Poet mit dem kindlichen Blick

von Udo Scheer TLZ

Greiz. (tlz) Diese Nachricht ist so schwer fassbar wie schmerzlich. Günter Ullmann, der nach dem Ende der DDR wieder richtig lebensfrohe Greizer Lyriker, starb in der Nacht vom 9. zum 10. Mai mit nur 62 Jahren.
Nur wenige wussten, dass der für seine Solidarität mit Reiner Kunze und Jürgen Fuchs vor 30 Jahren harten Stasi-Verhören Ausgesetzte lebenslang an den psychischen Folgen trug. Nach einer erneuten Umstellung seiner Neuroleptika im Krankenhaus Plauen kam es vollkommen unerwartet zu tragischen Komplikationen.

Günter Ullmann bleibt seinen Lesern und seinem großen Freundeskreis immer in Erinnerung mit wunderbaren Lesungen und Gesprächen, im Mittelpunkt oft die Lyrik, das sparsame, genau gesetzte Wort, das ihn faszinierte, mit dem er jeden, der ihn hörte, berührte. Zum Beispiel sein Gedicht "Lichtkreuz": "das nichts ist wahrscheinlicher als / das / sein / du bist / alles ist / also staune."

Im letzten Herbst erhielt er in Heidelberg für seine eindringlichen Gedichte den "Preis des Lebens". Und er hatte noch so viel vor. Auf die Frage vor wenigen Wochen, woran er schreibe: "An meinen Erinnerungen. Ich lasse mir Zeit."

Günter Ullmann bleibt unter uns in seiner Lyrik. Er bleibt unter uns in seinen hellen und lustigen Kindergedichten, mit denen er Kinderaugen zum Leuchten bringt. Kinder spüren, wie nur sehr wenige hat er sich die Fähigkeit des kindlichen Blicks auf diese Welt bewahrt.

Und es bleiben diese Gedichte, die unüberhörbaren Aufschreie gegen eine bleierne Zeit: "Legt uns nicht den Horizont um den Hals." Heute kaum noch vorstellbare Maßnahmen gegen sich und seine Familie waren die Folge. Dabei hegte er immer eine zutiefst ehrfürchtige Faszination gegenüber dem Sein, der Schöpfung, wie er es nannte. Jede Kleinigkeit, jedes unscheinbare Blatt, jede Blume war ihm ein Wunder, und er wünschte, wir sehen es ebenso.

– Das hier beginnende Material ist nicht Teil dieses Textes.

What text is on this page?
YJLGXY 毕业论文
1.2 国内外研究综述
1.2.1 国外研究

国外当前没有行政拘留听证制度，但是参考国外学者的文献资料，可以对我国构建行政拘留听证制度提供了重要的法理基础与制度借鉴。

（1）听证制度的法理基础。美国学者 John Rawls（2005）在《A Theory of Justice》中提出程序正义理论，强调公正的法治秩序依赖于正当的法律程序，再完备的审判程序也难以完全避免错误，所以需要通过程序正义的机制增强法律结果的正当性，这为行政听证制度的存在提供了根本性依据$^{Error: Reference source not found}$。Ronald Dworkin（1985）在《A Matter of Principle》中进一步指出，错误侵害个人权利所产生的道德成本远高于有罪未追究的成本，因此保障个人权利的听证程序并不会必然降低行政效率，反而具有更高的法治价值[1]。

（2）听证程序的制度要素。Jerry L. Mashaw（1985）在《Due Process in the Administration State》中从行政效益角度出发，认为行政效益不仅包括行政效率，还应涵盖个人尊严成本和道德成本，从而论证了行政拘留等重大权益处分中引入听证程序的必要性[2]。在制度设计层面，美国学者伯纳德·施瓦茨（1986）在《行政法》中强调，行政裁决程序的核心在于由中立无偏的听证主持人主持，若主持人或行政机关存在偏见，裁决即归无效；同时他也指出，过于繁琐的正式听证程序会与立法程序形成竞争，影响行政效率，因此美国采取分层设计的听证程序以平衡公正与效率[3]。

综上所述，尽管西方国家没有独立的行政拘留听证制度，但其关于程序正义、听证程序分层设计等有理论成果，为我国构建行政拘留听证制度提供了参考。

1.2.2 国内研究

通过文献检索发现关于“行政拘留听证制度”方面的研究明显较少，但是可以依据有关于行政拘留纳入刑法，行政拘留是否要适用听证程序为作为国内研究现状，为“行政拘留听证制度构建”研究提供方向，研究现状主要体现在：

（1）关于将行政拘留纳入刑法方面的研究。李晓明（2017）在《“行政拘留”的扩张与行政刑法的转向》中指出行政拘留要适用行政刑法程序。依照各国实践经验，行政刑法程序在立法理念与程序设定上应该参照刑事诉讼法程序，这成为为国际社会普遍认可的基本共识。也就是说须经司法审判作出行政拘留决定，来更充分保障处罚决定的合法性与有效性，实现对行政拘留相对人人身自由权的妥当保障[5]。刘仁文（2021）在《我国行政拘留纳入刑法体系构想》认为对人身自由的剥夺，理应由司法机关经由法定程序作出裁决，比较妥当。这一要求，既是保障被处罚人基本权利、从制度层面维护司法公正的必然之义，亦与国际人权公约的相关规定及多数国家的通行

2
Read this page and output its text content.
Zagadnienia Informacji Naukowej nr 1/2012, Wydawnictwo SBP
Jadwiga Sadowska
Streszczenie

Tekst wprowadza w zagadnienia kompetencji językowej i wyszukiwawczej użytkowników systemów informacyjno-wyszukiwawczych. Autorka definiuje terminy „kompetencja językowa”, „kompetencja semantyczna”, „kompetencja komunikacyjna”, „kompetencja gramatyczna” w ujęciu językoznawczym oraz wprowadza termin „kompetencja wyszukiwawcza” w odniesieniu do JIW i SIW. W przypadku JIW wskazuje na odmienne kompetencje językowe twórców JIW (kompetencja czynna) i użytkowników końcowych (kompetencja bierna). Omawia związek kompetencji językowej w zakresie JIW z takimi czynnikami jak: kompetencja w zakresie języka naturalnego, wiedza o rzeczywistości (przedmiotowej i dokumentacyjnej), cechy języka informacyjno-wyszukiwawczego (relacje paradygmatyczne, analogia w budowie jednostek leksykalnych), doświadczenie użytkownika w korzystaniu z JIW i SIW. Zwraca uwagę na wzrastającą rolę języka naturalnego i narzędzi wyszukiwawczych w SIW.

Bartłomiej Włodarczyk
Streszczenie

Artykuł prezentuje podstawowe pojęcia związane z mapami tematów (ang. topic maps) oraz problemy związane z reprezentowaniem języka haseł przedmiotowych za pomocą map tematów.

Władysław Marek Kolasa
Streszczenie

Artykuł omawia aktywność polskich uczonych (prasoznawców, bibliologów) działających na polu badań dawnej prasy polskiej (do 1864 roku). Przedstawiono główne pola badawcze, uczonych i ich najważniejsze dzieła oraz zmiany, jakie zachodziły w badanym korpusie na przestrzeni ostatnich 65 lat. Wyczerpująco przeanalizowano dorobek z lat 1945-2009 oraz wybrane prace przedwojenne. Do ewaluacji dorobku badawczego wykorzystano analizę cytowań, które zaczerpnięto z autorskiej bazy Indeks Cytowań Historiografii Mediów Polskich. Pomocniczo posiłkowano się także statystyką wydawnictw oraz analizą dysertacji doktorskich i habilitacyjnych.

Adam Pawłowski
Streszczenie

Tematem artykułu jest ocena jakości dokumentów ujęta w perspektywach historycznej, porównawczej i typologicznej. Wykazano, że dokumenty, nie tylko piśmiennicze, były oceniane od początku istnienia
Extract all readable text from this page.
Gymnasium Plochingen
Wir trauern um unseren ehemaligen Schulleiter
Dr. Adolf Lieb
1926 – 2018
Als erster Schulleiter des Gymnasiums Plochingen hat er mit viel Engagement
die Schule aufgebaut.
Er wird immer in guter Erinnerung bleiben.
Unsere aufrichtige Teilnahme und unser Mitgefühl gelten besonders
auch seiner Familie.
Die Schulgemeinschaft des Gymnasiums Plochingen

Für die von Jenaer Studenten kürzlich herausgebrachte Anthologie "Mein Land verschwand so schnell - 16 Lebensgeschichten und die Wende" hat Günter Ullmann ausführlich sein Leben erzählt - über seine Kindheit im ostthüringischen Greiz, seine Auftritte mit der Band "Media Nox", seine Begegnung mit Reiner Kunze und Jürgen Fuchs, über die Verhöre bei der Staatssicherheit, die friedlichen Proteste gegen das SED-Regime in seiner Heimatstadt. 1996 hat er die Bürgermedaille der Stadt Greiz bekommen, 2004 wurde er von der Schillerstiftung Weimar geehrt.